Un indagato girava in Ferrari. Dal 2013 passato da 5mila euro a 6 milioni
L’imprenditore, ora ufficialmente consulente per tentare di mascherare le sue responsabilità, girava in Ferrari, mentre i richiedenti asilo facevano la fame. «Non è facile quantificare quanto risparmiasse per ogni persona – ci spiega ancora il procuratore – ma sicuramente era un ottimo guadagno. E in forte crescita. Nel 2013 riceveva 5mila euro dalla Prefettura, dopo tre anni era salito a 6 milioni. Con una buona accoglienza si può guadagnare il 20%, lui arrivava al 60%». Di Donato, sfogandosi in una conversazione telefonica, ammette di guadagnare anche 50mila euro al giorno sulla pelle dei migranti. «Io faccio l’imprenditore: mi occupo del sociale sì, ma non sono mica un prete, devo fare utili». E ne faceva tanti grazie a complicità istituzionali come ha scoperto l’inchiesta, durata tre anni, condotta dalla Digos e dai Carabinieri del Nucleo investigativo e del Nas, e coordinata dal procuratore, dall’aggiunto Giovanni Conzo, con la pm Filomena Rosa. Oltre a Di Donato, vero deus ex machina di gran parte del sistema di accoglienza in provincia, sono finiti agli arresti domiciliari Felice Panzone, dipendente della Prefettura, il carabiniere Salvatore Ruta, il dipendente della Procura, Giuseppe Pavone, l’imprenditore Angelo Collarile. Le ipotesi di reato sono truffa ai danni dello Stato, frode in pubbliche forniture, corruzione e rivelazione di segreti d’ufficio. Un sistema criminale che lucrava sulle assegnazioni pilotate dei migranti, sul sovraffollamento dei centri e sulla falsa attestazione di presenze degli ospiti, con la connivenza di alcuni pubblici dipendenti. In particolare, il funzionario Panzone, anche in occasione di una visita ispettiva da parte dei funzionari dell’Onu nei centri di accoglienza, avvisava i gestori con le parole in codice: «Passate la cera». Mentre il carabiniere e il dipendente della Procura passavano a Di Donato notizie sull’inchiesta.

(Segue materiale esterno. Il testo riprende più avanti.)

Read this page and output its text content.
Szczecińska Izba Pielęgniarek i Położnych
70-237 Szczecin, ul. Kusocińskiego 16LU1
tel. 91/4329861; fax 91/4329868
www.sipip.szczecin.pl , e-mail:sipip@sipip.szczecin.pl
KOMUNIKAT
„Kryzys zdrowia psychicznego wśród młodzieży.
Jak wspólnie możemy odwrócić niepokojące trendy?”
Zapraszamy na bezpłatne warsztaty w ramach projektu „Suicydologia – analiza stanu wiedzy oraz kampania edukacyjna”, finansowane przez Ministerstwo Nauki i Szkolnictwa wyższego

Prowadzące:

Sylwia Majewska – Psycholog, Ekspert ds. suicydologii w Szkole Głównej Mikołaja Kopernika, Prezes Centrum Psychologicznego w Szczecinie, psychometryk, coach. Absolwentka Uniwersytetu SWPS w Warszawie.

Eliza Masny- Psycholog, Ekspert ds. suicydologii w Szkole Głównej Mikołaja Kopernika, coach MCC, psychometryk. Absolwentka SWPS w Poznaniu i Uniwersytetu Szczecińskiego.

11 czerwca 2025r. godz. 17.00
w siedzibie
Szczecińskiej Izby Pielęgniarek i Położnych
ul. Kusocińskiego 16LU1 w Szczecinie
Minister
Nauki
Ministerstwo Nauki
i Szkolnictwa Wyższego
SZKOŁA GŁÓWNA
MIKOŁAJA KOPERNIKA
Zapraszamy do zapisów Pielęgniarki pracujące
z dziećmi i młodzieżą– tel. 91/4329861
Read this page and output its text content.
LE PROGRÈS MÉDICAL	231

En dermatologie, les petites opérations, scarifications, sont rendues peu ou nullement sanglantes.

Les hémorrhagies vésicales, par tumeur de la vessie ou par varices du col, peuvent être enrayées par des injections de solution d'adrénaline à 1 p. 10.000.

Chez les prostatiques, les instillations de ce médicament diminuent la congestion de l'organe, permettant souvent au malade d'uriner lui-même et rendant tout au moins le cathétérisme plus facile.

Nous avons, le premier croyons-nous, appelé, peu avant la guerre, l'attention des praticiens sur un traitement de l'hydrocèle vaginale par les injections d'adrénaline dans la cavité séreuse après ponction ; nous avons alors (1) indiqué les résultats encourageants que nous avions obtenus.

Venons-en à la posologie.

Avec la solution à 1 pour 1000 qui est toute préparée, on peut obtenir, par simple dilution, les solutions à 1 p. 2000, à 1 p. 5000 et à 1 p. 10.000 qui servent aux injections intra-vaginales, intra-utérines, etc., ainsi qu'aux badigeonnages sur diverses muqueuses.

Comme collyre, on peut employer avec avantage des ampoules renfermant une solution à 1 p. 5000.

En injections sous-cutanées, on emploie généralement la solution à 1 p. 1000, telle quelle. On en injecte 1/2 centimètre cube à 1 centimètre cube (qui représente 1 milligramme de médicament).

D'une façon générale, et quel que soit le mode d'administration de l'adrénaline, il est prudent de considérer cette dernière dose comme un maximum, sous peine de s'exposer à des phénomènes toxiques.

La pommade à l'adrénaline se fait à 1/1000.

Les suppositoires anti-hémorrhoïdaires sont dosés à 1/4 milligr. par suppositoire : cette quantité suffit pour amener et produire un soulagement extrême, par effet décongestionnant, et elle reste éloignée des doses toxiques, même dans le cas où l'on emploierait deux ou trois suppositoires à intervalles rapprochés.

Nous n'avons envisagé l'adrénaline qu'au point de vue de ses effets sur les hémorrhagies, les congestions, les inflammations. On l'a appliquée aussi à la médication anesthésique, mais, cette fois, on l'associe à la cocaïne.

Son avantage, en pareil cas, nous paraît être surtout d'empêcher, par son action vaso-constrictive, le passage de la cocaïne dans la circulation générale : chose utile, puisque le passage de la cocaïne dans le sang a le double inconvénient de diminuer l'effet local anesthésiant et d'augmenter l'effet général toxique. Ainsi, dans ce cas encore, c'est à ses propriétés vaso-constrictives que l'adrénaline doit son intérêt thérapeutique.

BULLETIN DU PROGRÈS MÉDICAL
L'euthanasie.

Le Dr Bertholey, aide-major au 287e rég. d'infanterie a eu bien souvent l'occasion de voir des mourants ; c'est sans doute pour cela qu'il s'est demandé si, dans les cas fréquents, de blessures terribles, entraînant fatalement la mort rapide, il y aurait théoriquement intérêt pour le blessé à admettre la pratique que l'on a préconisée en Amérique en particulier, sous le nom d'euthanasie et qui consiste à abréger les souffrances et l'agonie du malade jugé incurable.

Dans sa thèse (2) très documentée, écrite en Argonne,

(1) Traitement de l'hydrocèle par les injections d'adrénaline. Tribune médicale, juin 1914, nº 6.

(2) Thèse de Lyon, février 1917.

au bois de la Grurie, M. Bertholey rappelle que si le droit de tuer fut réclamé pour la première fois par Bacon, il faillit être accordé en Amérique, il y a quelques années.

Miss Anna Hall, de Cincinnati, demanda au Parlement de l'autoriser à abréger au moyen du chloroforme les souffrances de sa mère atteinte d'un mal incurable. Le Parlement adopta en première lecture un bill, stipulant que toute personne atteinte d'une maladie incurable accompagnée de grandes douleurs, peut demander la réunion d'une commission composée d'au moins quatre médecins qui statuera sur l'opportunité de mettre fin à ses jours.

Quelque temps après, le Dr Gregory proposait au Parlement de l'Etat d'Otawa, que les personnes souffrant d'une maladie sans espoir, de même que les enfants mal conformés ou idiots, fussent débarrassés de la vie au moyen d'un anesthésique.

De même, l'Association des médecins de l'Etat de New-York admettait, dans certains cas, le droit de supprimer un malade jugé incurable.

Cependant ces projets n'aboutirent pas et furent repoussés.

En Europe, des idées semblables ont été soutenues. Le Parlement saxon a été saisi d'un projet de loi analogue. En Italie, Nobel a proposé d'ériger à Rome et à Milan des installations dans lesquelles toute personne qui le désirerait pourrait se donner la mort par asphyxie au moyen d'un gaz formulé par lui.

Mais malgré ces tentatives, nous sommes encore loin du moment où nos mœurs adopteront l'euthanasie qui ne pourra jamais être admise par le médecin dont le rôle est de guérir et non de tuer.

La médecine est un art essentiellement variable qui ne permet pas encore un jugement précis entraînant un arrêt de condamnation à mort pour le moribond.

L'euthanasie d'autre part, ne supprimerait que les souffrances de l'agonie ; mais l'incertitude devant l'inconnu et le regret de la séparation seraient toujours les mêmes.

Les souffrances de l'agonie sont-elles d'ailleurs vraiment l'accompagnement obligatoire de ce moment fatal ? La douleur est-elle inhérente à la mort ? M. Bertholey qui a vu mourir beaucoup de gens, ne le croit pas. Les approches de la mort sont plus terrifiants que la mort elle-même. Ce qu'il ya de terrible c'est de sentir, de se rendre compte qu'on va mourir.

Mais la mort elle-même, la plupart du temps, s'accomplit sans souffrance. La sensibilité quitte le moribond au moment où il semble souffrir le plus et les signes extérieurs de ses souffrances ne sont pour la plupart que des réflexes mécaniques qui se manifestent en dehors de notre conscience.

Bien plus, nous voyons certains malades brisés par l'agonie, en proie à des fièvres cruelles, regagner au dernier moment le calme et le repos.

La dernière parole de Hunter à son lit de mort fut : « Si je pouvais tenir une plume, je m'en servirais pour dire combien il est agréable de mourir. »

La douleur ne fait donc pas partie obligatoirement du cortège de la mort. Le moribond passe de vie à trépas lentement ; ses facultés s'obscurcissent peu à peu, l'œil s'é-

I magistrati: colpisce la permeabilità della pubblica amministrazione
«Quello che colpisce in questa inchiesta – hanno detto i magistrati – è la permeabilità della pubblica amministrazione». Ma il procuratore va anche oltre. «Nel 2014 la direttiva politica era 'arrivano i migranti, dobbiamo piazzarli da qualche parte, ficcateli dove volete'. È la stessa filosofia che sta dietro la gestione dei rifiuti. Sono troppi, fate un buco e buttateli dentro. Rifiuti e uomini. La logica è uguale. È l’impostazione complessiva che ha facilitato queste situazioni. Una sistemazione ad ogni costo nella logica emergenziale. Nascondere il problema, affrontarlo senza i parametri di civiltà. Si delega in bianco a gogò e così si inserisce chi vuol solo fare affari». Ai giornalisti che chiedono se l’inchiesta confermi le affermazioni del ministro Salvini sul business legato ai migranti, Policastro e Conzo replicano: «La Procura si occupa di reati, non di politica ». Poi il procuratore ci spiega ancora: «Come sempre noi interveniamo sulla patologia e facciamo prevenzione sul futuro. Il resto compete al meccanismo virtuoso dell’amministrazione. Altrimenti si inseriscono furbi e delinquenti». Non solo gli arrestati di ieri. L’inchiesta è tutt’altro che finita.